Thursday, October 27, 2011

Getting It All Done

As we're heading into the busy, stressful portion of the semester, I thought I would write a post to remind myself of a few of my core time management principles that I seem to have temporarily forgotten. I'm feeling overwhelmed with all I have to do right now: prepare the talk on artistic integrity that I'm giving tomorrow (!) in Milwaukee, prepare the talk on truth and children's literature that I'm giving Monday (!) for the week-long Arts Fest extravaganza here at DePauw, do final revisions on my Rosamond du Jardin paper that was just accepted (hooray!) by the Children's Literature Association Quarterly, do a ton of planning for my winter session course on children's book writing, for my spring course on feminism and the family, for my spring reading group on the work of philosopher Cheshire Calhoun, for a spring event on the ethics of life writing. How can I possibly get it all done?

The first thing to remember is that I CAN'T get it all done. Trying to "get it all done" is the best way to ensure that I don't get any of it done. Facing a massive and endless to-do list is paralyzing, not empowering. What I need to figure out is how to get SOME of it done, preferably the things that need to be done sooner rather than later.

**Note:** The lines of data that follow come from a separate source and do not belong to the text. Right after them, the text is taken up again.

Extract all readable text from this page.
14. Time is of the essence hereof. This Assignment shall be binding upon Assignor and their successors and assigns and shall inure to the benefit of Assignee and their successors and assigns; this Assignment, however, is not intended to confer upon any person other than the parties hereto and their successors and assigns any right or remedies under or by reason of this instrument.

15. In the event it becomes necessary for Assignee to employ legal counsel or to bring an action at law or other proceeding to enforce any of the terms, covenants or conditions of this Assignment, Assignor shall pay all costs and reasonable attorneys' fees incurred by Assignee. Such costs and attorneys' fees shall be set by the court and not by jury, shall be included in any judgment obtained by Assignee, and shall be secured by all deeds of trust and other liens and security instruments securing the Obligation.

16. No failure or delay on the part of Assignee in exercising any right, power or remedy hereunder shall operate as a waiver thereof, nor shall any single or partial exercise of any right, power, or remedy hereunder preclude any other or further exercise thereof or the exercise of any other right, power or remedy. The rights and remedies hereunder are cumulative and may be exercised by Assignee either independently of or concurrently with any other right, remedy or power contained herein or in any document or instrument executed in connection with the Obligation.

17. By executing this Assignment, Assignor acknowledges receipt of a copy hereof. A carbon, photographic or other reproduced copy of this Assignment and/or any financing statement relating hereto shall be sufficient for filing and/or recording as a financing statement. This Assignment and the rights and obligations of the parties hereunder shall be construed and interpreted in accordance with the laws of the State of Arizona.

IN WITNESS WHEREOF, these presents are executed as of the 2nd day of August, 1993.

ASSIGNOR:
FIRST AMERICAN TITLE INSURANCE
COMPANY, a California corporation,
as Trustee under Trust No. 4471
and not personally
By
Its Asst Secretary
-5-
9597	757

So my goal today (well, for what's left of today) is simply to focus on that paper I'm giving tomorrow at Marquette. I've located a previous draft of the paper that I had lying around, plus a bunch of very very helpful comments from various people that I saved from when I last gave the talk a year or two ago. I need to remind myself that the worst-case scenario, not even such a terrible scenario, is that I just give the talk the way it is. That IS a possible option. Having accepted that as an option, I can move forward knowing that anything I decide to do to the talk between now and tomorrow is likely to be at least a partial improvement.


I'm going to finish writing this blog post, then I'm going to go get a late lunch at the Blue Door Cafe while I read through my notes and make my revision plan. Then I'm going to go out to my peaceful serene office at the Prindle Institute and spend at least an hour making what changes I can. I may find some leftover wine from last night's reading group to assist in this process. And then I'll just give the talk tomorrow and hope for the best, comforting myself with the thought that my argument may be weak, my conclusion may be false, but at least the paper isn't boring. It really isn't.

On the plane tomorrow I'll start reading the two books I need to skim-read to do my final revisions on that children's literature paper. I don't need to worry about my truth and children's literature talk until Monday. Heck, the talk isn't until 4:15 on Monday, so I'll have all day to work on it, fortified by French toast and hot chocolate at the Blue Door.

The long-term planning can wait until Tuesday. Or maybe even Wednesday.

I don't have to get it ALL done today. Just some of it. And now I'm off to do it.